# Caulk between boards (board and batten siding)



## Ron6519 (Mar 28, 2007)

I would not use a 1/4" plywood panel for a siding material. It's too thin. 
Do they even make an exterior ply that thin?
Ron


----------



## Briandl (Jul 17, 2010)

That's helpful.

Anybody else?


----------



## rock16 (May 14, 2010)

If you caulk the battens the seam will be sealed behind them, so there is no need to caulk the seam.


----------



## Briandl (Jul 17, 2010)

That certainly makes sense. I've read some things that indicate it would be not bad but redundant, but at the same time I've read stuff that indicates you shouldn't block that channel because it allows water to escape and expansion and contraction between the boards, not that caulk should affect that greatly.


----------



## Gary in WA (Mar 11, 2009)

If the structural panels under the battens are side lapped at the joint there is no reason to caulk them.* Individual* boards (and battens) should not be caulked for expansion/contraction.

Gary


----------



## MotoXXX (Sep 8, 2011)

GBR in WA said:


> If the structural panels under the battens are side lapped at the joint there is no reason to caulk them.* Individual* boards (and battens) should not be caulked for expansion/contraction.
> 
> Gary


So are you saying you shouldn't use caulking at all on boards or battens either one? I am about to replace several pieces of both on my house and I was told to caulk both edges of every batten, even the exsisting ones that I am not replacing. Thanks in advance for your help!


----------



## ddawg16 (Aug 15, 2011)

Briandl said:


> That certainly makes sense. I've read some things that indicate it would be not bad but redundant, but at the same time I've read stuff that indicates you shouldn't block that channel because it allows water to escape and expansion and contraction between the boards, not that caulk should affect that greatly.

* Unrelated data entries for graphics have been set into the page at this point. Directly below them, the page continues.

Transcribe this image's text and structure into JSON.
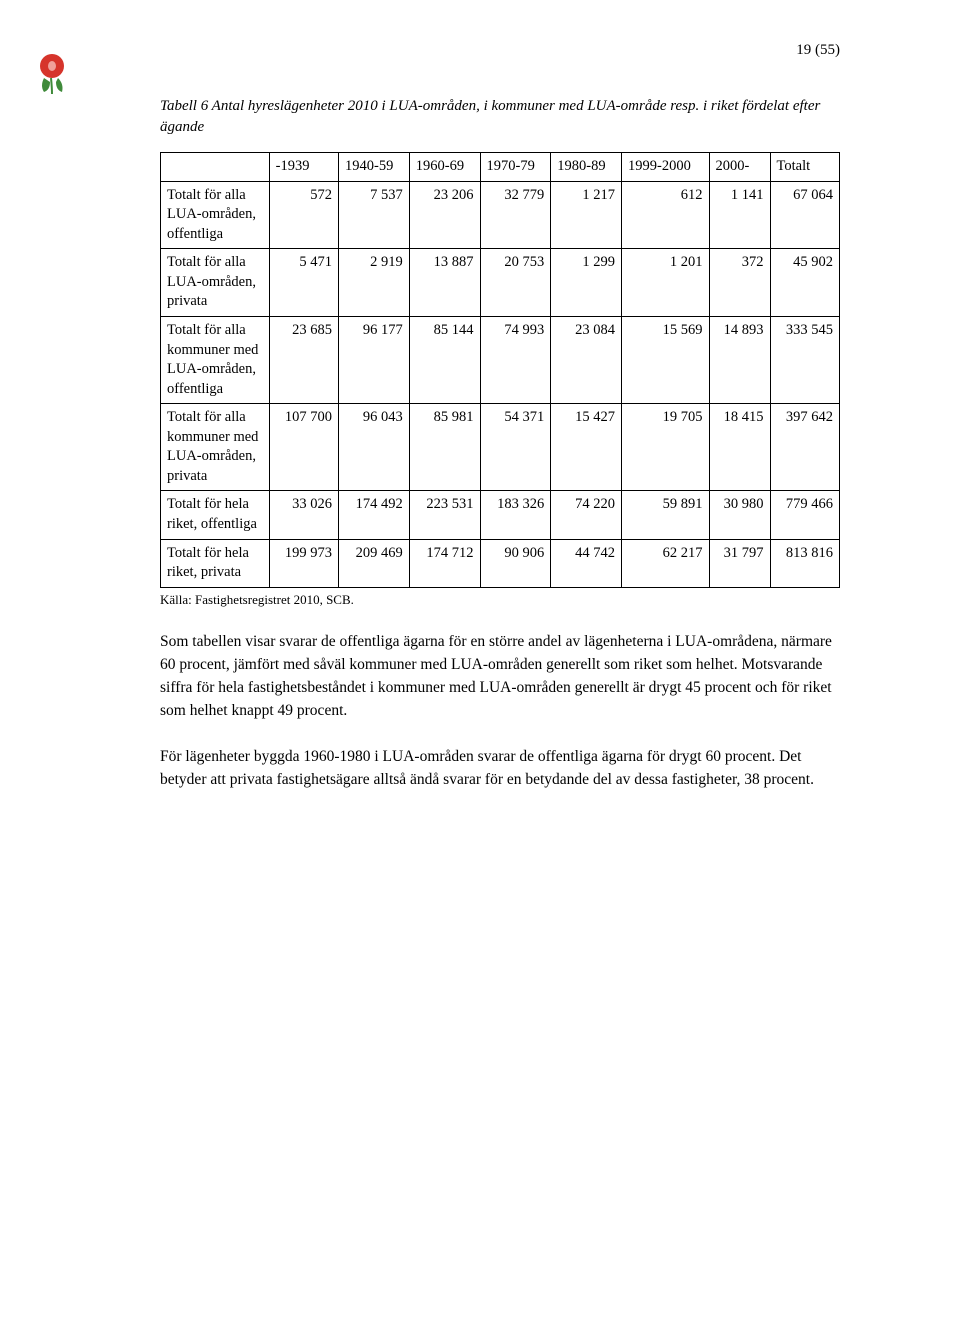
{
  "page_number": "19 (55)",
  "caption": "Tabell 6 Antal hyreslägenheter 2010 i LUA-områden, i kommuner med LUA-område resp. i riket fördelat efter ägande",
  "table": {
    "columns": [
      "",
      "-1939",
      "1940-59",
      "1960-69",
      "1970-79",
      "1980-89",
      "1999-2000",
      "2000-",
      "Totalt"
    ],
    "rows": [
      {
        "label": "Totalt för alla LUA-områden, offentliga",
        "cells": [
          "572",
          "7 537",
          "23 206",
          "32 779",
          "1 217",
          "612",
          "1 141",
          "67 064"
        ]
      },
      {
        "label": "Totalt för alla LUA-områden, privata",
        "cells": [
          "5 471",
          "2 919",
          "13 887",
          "20 753",
          "1 299",
          "1 201",
          "372",
          "45 902"
        ]
      },
      {
        "label": "Totalt för alla kommuner med LUA-områden, offentliga",
        "cells": [
          "23 685",
          "96 177",
          "85 144",
          "74 993",
          "23 084",
          "15 569",
          "14 893",
          "333 545"
        ]
      },
      {
        "label": "Totalt för alla kommuner med LUA-områden, privata",
        "cells": [
          "107 700",
          "96 043",
          "85 981",
          "54 371",
          "15 427",
          "19 705",
          "18 415",
          "397 642"
        ]
      },
      {
        "label": "Totalt för hela riket, offentliga",
        "cells": [
          "33 026",
          "174 492",
          "223 531",
          "183 326",
          "74 220",
          "59 891",
          "30 980",
          "779 466"
        ]
      },
      {
        "label": "Totalt för hela riket, privata",
        "cells": [
          "199 973",
          "209 469",
          "174 712",
          "90 906",
          "44 742",
          "62 217",
          "31 797",
          "813 816"
        ]
      }
    ]
  },
  "source": "Källa: Fastighetsregistret 2010, SCB.",
  "para1": "Som tabellen visar svarar de offentliga ägarna för en större andel av lägenheterna i LUA-områdena, närmare 60 procent, jämfört med såväl kommuner med LUA-områden generellt som riket som helhet. Motsvarande siffra för hela fastighetsbeståndet i kommuner med LUA-områden generellt är drygt 45 procent och för riket som helhet knappt 49 procent.",
  "para2": "För lägenheter byggda 1960-1980 i LUA-områden svarar de offentliga ägarna för drygt 60 procent. Det betyder att privata fastighetsägare alltså ändå svarar för en betydande del av dessa fastigheter, 38 procent.",
  "logo_colors": {
    "flower": "#d6342b",
    "leaf": "#3f8a3a"
  }
}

The tar paper underneath is the escape route for water....if you have water coming 'out' of the boards...you have some major issues.



GBR in WA said:


> If the structural panels under the battens are side lapped at the joint there is no reason to caulk them.* Individual* boards (and battens) should not be caulked for expansion/contraction.
> 
> Gary


I agree....But then again, I would not want siding on my house made of plywood.....

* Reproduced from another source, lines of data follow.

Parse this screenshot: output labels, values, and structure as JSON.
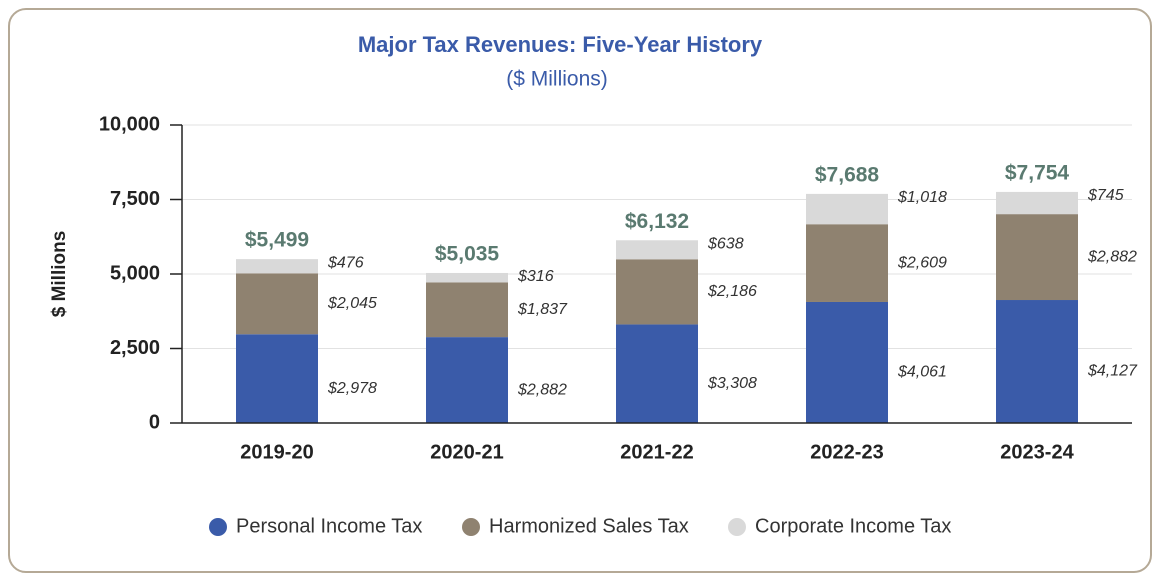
{
  "chart_data": {
    "type": "bar",
    "stacked": true,
    "title": "Major Tax Revenues:  Five-Year History",
    "subtitle": "($ Millions)",
    "y_label": "$ Millions",
    "categories": [
      "2019-20",
      "2020-21",
      "2021-22",
      "2022-23",
      "2023-24"
    ],
    "series": [
      {
        "name": "Personal Income Tax",
        "color": "#3a5ba9",
        "values": [
          2978,
          2882,
          3308,
          4061,
          4127
        ],
        "value_labels": [
          "$2,978",
          "$2,882",
          "$3,308",
          "$4,061",
          "$4,127"
        ]
      },
      {
        "name": "Harmonized Sales Tax",
        "color": "#8f8270",
        "values": [
          2045,
          1837,
          2186,
          2609,
          2882
        ],
        "value_labels": [
          "$2,045",
          "$1,837",
          "$2,186",
          "$2,609",
          "$2,882"
        ]
      },
      {
        "name": "Corporate Income Tax",
        "color": "#d9d9d9",
        "values": [
          476,
          316,
          638,
          1018,
          745
        ],
        "value_labels": [
          "$476",
          "$316",
          "$638",
          "$1,018",
          "$745"
        ]
      }
    ],
    "totals": [
      5499,
      5035,
      6132,
      7688,
      7754
    ],
    "total_labels": [
      "$5,499",
      "$5,035",
      "$6,132",
      "$7,688",
      "$7,754"
    ],
    "total_color": "#5a7a70",
    "ylim": [
      0,
      10000
    ],
    "yticks": [
      0,
      {
        "value": 2500,
        "label": "2,500"
      },
      {
        "value": 5000,
        "label": "5,000"
      },
      {
        "value": 7500,
        "label": "7,500"
      },
      {
        "value": 10000,
        "label": "10,000"
      }
    ],
    "grid": true,
    "legend": "bottom"
  }
}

My 50 year old house has vert lap boards (6") in the front...all are in perfect shape....when properly painted, water does not get in....and the narrow size reduces the effects of expansion and contraction.....


----------



## Tom Struble (Dec 29, 2008)

my experience has been most surface caulking details usually fail sooner or later,usually i'm not to concerned with trying to seal vertical members


----------



## Gary in WA (Mar 11, 2009)

MotoXXX, no caulking. Leave room for expansion/contracting with the seasons, the battens only hide the gap for appearance sake as the boards width changes; http://www.buildingscience.com/documents/insights/bsi-023-wood-is-good-but-strange/

Plywood "boards" will change very little. Plywood surface dries, OSB is another story.....

Gary


----------



## MotoXXX (Sep 8, 2011)

GBR in WA said:


> MotoXXX, no caulking. Leave room for expansion/contracting with the seasons, the battens only hide the gap for appearance sake as the boards width changes; http://www.buildingscience.com/documents/insights/bsi-023-wood-is-good-but-strange/
> 
> Plywood "boards" will change very little. Plywood surface dries, OSB is another story.....
> 
> Gary


Thanks Gary, mine are actually rough sawn boards but I don't know if they are cedar or what as I haven't removed any of the bad ones yet. I do know they used alot of cedar when they built this neighborhood in the late 50's but I believe the front and sides of my house that are bats & boards is not the original siding as the rear of the house are cedar shingles as many homes in this area are that have not remodeled.


----------